Le tableau central du retable

Tableau central du retable l’Adoration des bergers, des pauvres

Depuis 2011 nous avons pu mettre une date (1930) et identifier l’auteur grâce à un appel téléphonique d’un M. NOUVEL de FLERS[1]. Il s’agit de Marcel PIERRE, peintre et sculpteur originaire de l’Orne.

M. NOUVEL préparait une étude sur ce peintre, qui d’après lui, ne signait jamais ses tableaux. Il résidait l’été à l’Ile-Grande…. À deux pas de la Chapelle. Il est aussi l’auteur du petit monument à Penvern (sculpture ou moulage ?). On y lit « Des périls de la mer, Seigneur préservez-nous ». Autre geste de piété, comme le tableau.

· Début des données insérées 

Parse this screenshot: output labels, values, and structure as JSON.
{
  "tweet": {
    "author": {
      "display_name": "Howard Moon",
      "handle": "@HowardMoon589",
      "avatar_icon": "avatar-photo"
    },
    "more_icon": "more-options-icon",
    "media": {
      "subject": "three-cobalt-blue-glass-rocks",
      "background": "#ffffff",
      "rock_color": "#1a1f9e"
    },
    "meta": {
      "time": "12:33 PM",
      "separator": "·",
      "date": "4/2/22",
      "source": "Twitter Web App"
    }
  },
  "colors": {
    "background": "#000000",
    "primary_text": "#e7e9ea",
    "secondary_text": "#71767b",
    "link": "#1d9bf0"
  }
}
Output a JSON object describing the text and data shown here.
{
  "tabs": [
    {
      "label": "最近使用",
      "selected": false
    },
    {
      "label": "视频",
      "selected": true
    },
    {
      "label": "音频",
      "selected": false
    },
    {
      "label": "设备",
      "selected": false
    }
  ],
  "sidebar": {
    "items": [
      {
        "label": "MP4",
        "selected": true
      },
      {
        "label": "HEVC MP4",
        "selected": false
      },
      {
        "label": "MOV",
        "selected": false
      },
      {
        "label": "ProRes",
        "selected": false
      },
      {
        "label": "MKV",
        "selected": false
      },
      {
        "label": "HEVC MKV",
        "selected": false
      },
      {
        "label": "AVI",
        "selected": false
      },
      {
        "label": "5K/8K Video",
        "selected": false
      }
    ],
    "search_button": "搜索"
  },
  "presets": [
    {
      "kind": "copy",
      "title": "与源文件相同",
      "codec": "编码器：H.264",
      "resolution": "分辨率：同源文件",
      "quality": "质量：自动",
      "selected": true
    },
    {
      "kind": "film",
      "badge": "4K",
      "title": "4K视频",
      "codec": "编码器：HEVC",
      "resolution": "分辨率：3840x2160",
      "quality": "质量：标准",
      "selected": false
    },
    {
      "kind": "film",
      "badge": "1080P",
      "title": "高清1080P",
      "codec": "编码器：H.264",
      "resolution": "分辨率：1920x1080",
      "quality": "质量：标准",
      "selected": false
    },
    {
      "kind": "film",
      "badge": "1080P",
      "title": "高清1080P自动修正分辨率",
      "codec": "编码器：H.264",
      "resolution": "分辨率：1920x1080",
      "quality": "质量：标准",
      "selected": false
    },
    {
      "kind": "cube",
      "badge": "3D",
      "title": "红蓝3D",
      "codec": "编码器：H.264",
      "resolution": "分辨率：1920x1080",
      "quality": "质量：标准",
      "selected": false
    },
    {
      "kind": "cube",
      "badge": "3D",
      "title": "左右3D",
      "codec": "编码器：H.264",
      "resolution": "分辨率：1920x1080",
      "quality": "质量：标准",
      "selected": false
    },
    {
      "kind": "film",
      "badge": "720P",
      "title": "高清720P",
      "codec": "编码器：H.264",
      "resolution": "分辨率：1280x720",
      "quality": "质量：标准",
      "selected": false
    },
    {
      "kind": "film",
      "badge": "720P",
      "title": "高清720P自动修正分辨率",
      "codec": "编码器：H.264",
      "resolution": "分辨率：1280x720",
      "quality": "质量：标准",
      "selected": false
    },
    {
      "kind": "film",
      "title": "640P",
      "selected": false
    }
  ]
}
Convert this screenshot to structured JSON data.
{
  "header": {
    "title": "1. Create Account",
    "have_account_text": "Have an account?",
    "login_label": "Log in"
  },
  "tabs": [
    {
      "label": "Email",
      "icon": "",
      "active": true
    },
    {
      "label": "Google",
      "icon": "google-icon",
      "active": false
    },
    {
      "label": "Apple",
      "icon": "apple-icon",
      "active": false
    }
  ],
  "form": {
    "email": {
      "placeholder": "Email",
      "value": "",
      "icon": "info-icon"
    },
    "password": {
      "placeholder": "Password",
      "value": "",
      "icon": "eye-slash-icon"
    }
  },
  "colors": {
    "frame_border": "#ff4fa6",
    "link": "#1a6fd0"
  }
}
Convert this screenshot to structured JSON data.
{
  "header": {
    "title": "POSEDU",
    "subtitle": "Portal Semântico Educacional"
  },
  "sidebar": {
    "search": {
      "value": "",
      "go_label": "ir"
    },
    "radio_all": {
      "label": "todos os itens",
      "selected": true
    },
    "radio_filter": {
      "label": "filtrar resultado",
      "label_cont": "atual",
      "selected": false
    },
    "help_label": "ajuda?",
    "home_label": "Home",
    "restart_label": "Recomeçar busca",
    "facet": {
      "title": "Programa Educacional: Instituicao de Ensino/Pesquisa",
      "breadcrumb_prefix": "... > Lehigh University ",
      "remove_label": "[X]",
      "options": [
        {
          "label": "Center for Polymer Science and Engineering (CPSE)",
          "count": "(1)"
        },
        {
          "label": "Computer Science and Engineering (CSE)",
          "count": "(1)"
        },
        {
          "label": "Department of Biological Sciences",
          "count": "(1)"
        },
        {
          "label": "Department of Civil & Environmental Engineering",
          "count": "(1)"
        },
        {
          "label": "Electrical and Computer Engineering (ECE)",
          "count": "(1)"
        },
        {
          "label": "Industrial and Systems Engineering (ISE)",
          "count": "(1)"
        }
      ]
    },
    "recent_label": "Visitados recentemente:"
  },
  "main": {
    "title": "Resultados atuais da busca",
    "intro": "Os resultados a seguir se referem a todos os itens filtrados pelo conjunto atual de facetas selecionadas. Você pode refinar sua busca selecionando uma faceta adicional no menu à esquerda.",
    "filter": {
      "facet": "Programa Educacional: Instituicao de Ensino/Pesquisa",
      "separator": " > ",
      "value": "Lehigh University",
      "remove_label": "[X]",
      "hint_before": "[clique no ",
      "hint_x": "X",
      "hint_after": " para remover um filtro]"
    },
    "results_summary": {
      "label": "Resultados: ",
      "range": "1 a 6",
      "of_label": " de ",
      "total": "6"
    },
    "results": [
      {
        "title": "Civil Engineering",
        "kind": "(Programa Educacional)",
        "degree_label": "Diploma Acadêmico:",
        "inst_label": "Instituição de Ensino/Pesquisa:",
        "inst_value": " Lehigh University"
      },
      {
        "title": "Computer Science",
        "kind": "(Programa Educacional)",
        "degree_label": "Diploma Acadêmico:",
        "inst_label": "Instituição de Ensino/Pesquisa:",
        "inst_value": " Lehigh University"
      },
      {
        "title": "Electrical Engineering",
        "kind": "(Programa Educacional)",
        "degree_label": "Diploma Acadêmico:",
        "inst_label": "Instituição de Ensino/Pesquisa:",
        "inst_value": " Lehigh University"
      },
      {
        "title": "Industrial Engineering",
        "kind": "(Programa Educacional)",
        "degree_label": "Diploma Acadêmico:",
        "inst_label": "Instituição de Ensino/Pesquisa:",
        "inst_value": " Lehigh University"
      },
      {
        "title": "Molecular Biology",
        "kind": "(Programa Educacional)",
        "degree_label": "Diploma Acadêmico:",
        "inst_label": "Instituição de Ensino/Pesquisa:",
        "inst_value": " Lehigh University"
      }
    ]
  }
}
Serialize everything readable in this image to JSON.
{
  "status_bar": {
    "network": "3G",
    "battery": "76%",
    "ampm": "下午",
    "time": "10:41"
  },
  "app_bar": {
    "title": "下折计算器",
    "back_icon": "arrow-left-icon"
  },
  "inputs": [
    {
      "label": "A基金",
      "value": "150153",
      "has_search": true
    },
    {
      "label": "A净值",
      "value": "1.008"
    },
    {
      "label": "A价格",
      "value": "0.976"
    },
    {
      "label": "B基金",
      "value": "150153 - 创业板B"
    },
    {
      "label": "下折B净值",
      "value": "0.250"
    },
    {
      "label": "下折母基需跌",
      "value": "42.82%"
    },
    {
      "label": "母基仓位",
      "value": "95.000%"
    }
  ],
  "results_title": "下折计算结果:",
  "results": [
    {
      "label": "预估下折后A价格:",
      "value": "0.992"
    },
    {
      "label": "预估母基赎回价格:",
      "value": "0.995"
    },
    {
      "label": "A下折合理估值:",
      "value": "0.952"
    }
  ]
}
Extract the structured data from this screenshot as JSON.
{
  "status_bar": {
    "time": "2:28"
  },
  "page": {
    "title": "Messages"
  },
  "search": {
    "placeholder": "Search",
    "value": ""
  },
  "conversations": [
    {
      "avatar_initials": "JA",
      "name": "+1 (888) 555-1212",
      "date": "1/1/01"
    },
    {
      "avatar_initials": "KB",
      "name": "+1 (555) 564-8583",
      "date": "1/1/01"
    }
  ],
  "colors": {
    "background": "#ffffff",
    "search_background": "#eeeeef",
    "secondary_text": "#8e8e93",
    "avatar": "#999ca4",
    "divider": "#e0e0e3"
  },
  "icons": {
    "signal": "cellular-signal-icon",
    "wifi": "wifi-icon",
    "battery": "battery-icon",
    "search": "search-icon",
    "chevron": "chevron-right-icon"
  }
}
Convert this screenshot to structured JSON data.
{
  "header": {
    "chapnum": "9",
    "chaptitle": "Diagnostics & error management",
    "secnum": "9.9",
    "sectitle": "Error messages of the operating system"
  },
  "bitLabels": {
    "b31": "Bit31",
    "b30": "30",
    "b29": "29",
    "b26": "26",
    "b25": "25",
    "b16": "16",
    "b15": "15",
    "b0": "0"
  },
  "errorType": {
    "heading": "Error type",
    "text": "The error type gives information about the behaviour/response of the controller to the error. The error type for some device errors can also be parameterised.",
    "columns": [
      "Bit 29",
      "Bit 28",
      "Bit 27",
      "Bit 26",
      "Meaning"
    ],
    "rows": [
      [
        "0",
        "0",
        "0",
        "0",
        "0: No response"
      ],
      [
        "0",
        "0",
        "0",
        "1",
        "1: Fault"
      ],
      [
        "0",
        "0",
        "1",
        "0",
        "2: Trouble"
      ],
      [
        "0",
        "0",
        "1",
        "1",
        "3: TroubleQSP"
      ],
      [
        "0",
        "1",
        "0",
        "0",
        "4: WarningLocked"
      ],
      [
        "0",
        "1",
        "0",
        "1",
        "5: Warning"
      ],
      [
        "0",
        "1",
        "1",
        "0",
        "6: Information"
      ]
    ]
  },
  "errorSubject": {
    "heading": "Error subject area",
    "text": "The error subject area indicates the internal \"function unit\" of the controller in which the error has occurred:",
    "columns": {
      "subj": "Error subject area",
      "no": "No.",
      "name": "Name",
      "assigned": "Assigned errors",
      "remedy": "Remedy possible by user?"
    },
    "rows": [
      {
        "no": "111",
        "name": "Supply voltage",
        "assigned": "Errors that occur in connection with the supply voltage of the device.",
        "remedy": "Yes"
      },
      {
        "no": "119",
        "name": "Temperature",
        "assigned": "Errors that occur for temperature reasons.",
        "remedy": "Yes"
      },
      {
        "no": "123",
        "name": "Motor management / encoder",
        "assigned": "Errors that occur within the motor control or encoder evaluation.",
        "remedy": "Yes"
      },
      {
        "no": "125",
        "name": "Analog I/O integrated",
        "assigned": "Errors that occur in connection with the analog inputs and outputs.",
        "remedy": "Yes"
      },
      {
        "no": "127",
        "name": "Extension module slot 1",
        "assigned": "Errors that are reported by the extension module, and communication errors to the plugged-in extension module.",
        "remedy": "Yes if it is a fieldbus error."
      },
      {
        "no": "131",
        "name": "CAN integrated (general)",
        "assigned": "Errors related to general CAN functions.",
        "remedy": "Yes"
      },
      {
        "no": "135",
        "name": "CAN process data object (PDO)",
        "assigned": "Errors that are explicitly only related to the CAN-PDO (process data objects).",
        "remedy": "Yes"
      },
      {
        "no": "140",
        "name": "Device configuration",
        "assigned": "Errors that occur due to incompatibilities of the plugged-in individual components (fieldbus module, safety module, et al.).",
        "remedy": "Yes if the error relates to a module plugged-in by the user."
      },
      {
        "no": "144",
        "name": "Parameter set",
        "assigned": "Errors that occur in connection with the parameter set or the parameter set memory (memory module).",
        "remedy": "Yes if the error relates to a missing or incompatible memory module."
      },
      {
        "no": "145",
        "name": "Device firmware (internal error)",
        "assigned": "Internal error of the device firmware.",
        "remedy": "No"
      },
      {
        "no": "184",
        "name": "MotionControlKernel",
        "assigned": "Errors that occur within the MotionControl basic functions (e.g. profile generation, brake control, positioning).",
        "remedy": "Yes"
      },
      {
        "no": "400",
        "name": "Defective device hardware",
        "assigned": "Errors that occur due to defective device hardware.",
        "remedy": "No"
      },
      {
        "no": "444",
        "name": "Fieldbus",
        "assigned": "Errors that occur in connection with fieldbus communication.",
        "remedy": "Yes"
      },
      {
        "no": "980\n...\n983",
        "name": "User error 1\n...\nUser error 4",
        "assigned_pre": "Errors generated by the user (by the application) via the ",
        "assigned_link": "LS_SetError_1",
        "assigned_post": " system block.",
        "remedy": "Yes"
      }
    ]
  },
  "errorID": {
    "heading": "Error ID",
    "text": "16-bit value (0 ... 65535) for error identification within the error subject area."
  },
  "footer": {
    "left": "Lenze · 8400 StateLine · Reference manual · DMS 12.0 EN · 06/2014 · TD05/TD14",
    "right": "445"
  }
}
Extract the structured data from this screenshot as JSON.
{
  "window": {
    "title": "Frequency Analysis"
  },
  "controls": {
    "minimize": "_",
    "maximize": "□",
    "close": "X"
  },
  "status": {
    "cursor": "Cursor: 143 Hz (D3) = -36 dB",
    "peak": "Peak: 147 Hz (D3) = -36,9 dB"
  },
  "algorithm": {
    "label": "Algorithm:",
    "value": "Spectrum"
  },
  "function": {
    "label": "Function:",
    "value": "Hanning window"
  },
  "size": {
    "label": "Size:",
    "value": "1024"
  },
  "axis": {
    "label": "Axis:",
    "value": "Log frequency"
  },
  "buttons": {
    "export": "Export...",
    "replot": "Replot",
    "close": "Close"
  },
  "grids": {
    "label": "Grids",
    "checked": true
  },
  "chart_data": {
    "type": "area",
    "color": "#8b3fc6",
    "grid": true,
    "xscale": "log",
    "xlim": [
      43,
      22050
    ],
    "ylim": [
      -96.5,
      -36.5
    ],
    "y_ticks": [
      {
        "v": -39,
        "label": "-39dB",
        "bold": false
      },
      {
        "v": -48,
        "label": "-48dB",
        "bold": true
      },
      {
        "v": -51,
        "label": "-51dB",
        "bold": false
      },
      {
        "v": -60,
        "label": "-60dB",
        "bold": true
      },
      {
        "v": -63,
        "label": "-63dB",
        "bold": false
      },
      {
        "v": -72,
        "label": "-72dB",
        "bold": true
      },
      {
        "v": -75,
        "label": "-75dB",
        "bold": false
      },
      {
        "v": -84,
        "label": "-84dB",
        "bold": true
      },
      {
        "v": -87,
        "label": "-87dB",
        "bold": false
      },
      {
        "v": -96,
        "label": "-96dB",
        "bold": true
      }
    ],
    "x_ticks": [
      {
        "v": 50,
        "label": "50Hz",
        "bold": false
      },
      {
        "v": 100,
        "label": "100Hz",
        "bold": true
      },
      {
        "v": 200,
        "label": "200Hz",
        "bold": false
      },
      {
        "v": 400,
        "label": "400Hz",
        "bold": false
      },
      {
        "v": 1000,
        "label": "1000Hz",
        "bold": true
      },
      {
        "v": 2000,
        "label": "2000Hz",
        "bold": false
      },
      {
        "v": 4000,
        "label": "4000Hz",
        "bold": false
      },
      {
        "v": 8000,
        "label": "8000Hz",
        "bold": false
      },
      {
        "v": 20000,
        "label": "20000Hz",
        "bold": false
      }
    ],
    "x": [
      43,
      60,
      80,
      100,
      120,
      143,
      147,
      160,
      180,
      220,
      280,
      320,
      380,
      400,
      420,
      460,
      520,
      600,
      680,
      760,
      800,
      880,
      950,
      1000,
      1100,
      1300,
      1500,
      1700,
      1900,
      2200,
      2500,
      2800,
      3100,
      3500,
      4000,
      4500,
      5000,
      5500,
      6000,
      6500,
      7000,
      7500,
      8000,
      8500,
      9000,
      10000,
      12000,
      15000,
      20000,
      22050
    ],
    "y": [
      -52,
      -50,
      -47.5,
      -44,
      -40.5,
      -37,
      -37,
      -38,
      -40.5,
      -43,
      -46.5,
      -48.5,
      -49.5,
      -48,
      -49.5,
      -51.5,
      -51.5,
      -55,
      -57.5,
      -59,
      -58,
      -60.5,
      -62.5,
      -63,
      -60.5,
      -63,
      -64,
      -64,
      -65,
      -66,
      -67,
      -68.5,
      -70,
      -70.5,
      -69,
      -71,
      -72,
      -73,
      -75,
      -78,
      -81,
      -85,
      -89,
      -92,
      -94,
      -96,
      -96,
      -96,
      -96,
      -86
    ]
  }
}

Ce monument aurait été béni en juillet 1932 par le Chanoine ORHANT professeur de Philosophie à l’École Saint Vincent de Rennes.


[1] Il a depuis rédigé « Marcel PIERRE (1897-1969) De MÉCONNU à RECONNU » adressé à Jean.

Le retable

Savoureux retable du maitre autel, bois polychrome

Classé au titre des Monuments Historiques (arrêté du 25 janvier 1977)

« FAICT PAR YVON ALLAIN DIT GOASMAT LORS FABRIQUE 1666 »

  • Groupe homogène, bien daté, ton en bois naturel, ce qui est rare en Bretagne.
  • Ensemble en chêne sculpté : 4 colonnes torses sculptées (couvertes de vignes, de raisins, et de toutes espèces de bêtes), petits anges…
  • Baroque à cause de ses colonnes torsadées.

Au XVIe une nouvelle conception et composition du retable vont émerger :

« désormais ce meuble va servir à diffuser la « contre-réforme » définie par le Concile de Trente (1545-1563). Il s’agit de rétablir la discipline dans le clergé, de lutter contre les abus dans l’église et de combattre les hérésies prêchées par LUTHER depuis 1515 et qui s’attaquent principalement à la messe, à la Présence réelle, à la Sainte Vierge »[1] 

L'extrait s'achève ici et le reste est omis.